6. For the best night’s sleep (i.e. with minimum disturbance), sleep on the top bunk. You usually get more baggage storage too, as there’s a shelf over the door.
7. Remember a lock. Most people on trains are honest and friendly. But you don’t want to risk your stuff getting pinched while you’re power napping. Lock your stuff and put valuables in bags around your body or under your feet.
8. Talk to your neighbours. Aside from maybe learning a thing or two and making a new connection, if you need to go to the toilet, you can then ask them to keep an eye on your stuff.
9. Be patient and don’t get frustrated if things take longer than expected and if there are delays and missed connections. It’s all part of the adventure. If you do get nervous, speak to the conductor and make them aware of the fact you have a connection to make. Quite often, other travellers are in the same position.
10. Be kind to fellow train travellers. Help people on and off trains if they need it and keep music, phone chat and phone notifications to a lower volume.

On my most recent journey, from a ski resort in Austria back to Milan in Italy, I travelled with ÖBB, Austria’s national train network.
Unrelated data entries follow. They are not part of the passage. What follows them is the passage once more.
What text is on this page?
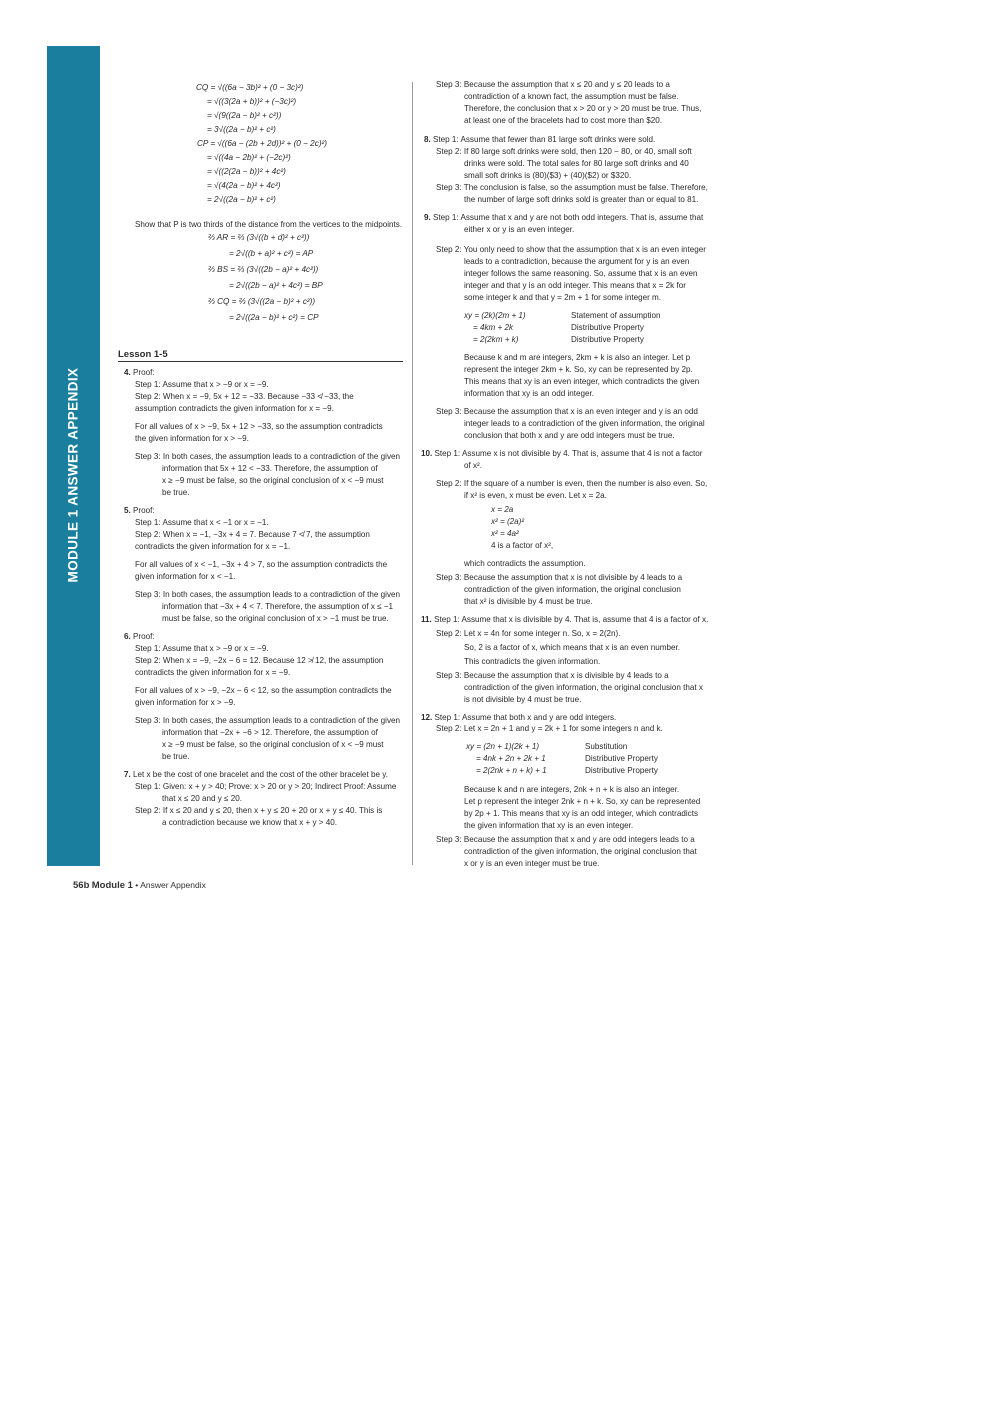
MODULE 1 ANSWER APPENDIX
CQ = √((6a − 3b)² + (0 − 3c)²)
= √((3(2a + b))² + (−3c)²)
= √(9((2a − b)² + c²))
= 3√((2a − b)² + c²)
CP = √((6a − (2b + 2d))² + (0 − 2c)²)
= √((4a − 2b)² + (−2c)²)
= √((2(2a − b))² + 4c²)
= √(4(2a − b)² + 4c²)
= 2√((2a − b)² + c²)
Show that P is two thirds of the distance from the vertices to the midpoints.
⅔ AR = ⅔ (3√((b + d)² + c²))
= 2√((b + a)² + c²) = AP
⅔ BS = ⅔ (3√((2b − a)² + 4c²))
= 2√((2b − a)² + 4c²) = BP
⅔ CQ = ⅔ (3√((2a − b)² + c²))
= 2√((2a − b)² + c²) = CP
Lesson 1-5
4. Proof:
Step 1: Assume that x > −9 or x = −9.
Step 2: When x = −9, 5x + 12 = −33. Because −33 ≮ −33, the
assumption contradicts the given information for x = −9.
For all values of x > −9, 5x + 12 > −33, so the assumption contradicts
the given information for x > −9.
Step 3: In both cases, the assumption leads to a contradiction of the given
information that 5x + 12 < −33. Therefore, the assumption of
x ≥ −9 must be false, so the original conclusion of x < −9 must
be true.
5. Proof:
Step 1: Assume that x < −1 or x = −1.
Step 2: When x = −1, −3x + 4 = 7. Because 7 ≮ 7, the assumption
contradicts the given information for x = −1.
For all values of x < −1, −3x + 4 > 7, so the assumption contradicts the
given information for x < −1.
Step 3: In both cases, the assumption leads to a contradiction of the given
information that −3x + 4 < 7. Therefore, the assumption of x ≤ −1
must be false, so the original conclusion of x > −1 must be true.
6. Proof:
Step 1: Assume that x > −9 or x = −9.
Step 2: When x = −9, −2x − 6 = 12. Because 12 ≯ 12, the assumption
contradicts the given information for x = −9.
For all values of x > −9, −2x − 6 < 12, so the assumption contradicts the
given information for x > −9.
Step 3: In both cases, the assumption leads to a contradiction of the given
information that −2x + −6 > 12. Therefore, the assumption of
x ≥ −9 must be false, so the original conclusion of x < −9 must
be true.
7. Let x be the cost of one bracelet and the cost of the other bracelet be y.
Step 1: Given: x + y > 40; Prove: x > 20 or y > 20; Indirect Proof: Assume
that x ≤ 20 and y ≤ 20.
Step 2: If x ≤ 20 and y ≤ 20, then x + y ≤ 20 + 20 or x + y ≤ 40. This is
a contradiction because we know that x + y > 40.
Step 3: Because the assumption that x ≤ 20 and y ≤ 20 leads to a
contradiction of a known fact, the assumption must be false.
Therefore, the conclusion that x > 20 or y > 20 must be true. Thus,
at least one of the bracelets had to cost more than $20.
8. Step 1: Assume that fewer than 81 large soft drinks were sold.
Step 2: If 80 large soft drinks were sold, then 120 − 80, or 40, small soft
drinks were sold. The total sales for 80 large soft drinks and 40
small soft drinks is (80)($3) + (40)($2) or $320.
Step 3: The conclusion is false, so the assumption must be false. Therefore,
the number of large soft drinks sold is greater than or equal to 81.
9. Step 1: Assume that x and y are not both odd integers. That is, assume that
either x or y is an even integer.
Step 2: You only need to show that the assumption that x is an even integer
leads to a contradiction, because the argument for y is an even
integer follows the same reasoning. So, assume that x is an even
integer and that y is an odd integer. This means that x = 2k for
some integer k and that y = 2m + 1 for some integer m.
xy = (2k)(2m + 1)	Statement of assumption
= 4km + 2k	Distributive Property
= 2(2km + k)	Distributive Property
Because k and m are integers, 2km + k is also an integer. Let p
represent the integer 2km + k. So, xy can be represented by 2p.
This means that xy is an even integer, which contradicts the given
information that xy is an odd integer.
Step 3: Because the assumption that x is an even integer and y is an odd
integer leads to a contradiction of the given information, the original
conclusion that both x and y are odd integers must be true.
10. Step 1: Assume x is not divisible by 4. That is, assume that 4 is not a factor
of x².
Step 2: If the square of a number is even, then the number is also even. So,
if x² is even, x must be even. Let x = 2a.
x = 2a
x² = (2a)²
x² = 4a²
4 is a factor of x²,
which contradicts the assumption.
Step 3: Because the assumption that x is not divisible by 4 leads to a
contradiction of the given information, the original conclusion
that x² is divisible by 4 must be true.
11. Step 1: Assume that x is divisible by 4. That is, assume that 4 is a factor of x.
Step 2: Let x = 4n for some integer n. So, x = 2(2n).
So, 2 is a factor of x, which means that x is an even number.
This contradicts the given information.
Step 3: Because the assumption that x is divisible by 4 leads to a
contradiction of the given information, the original conclusion that x
is not divisible by 4 must be true.
12. Step 1: Assume that both x and y are odd integers.
Step 2: Let x = 2n + 1 and y = 2k + 1 for some integers n and k.
xy = (2n + 1)(2k + 1)	Substitution
= 4nk + 2n + 2k + 1	Distributive Property
= 2(2nk + n + k) + 1	Distributive Property
Because k and n are integers, 2nk + n + k is also an integer.
Let p represent the integer 2nk + n + k. So, xy can be represented
by 2p + 1. This means that xy is an odd integer, which contradicts
the given information that xy is an even integer.
Step 3: Because the assumption that x and y are odd integers leads to a
contradiction of the given information, the original conclusion that
x or y is an even integer must be true.
56b Module 1 • Answer Appendix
The last-minute booking cost €89 for the nine-hour journey to Milan. And according to their app (which is good, by the way), I saved 121.9kg of CO2 compared with doing the same journey by car. Plus, according to Via Michelin, this journey by car would take anyway between 6 and half and eight and a half hours and cost between €70 and €115 for tolls and fuel. So even aside from the climate benefits I’m not losing any money and I’m definitely winning on the hassle front.

I can’t do all my journeys by train. Northern Italy is not the best place for a climber, hiker and snowboarder to get around by public transport. But every car journey I can swap for a train journey and every car journey I can carpool poses a lower impact on the planet.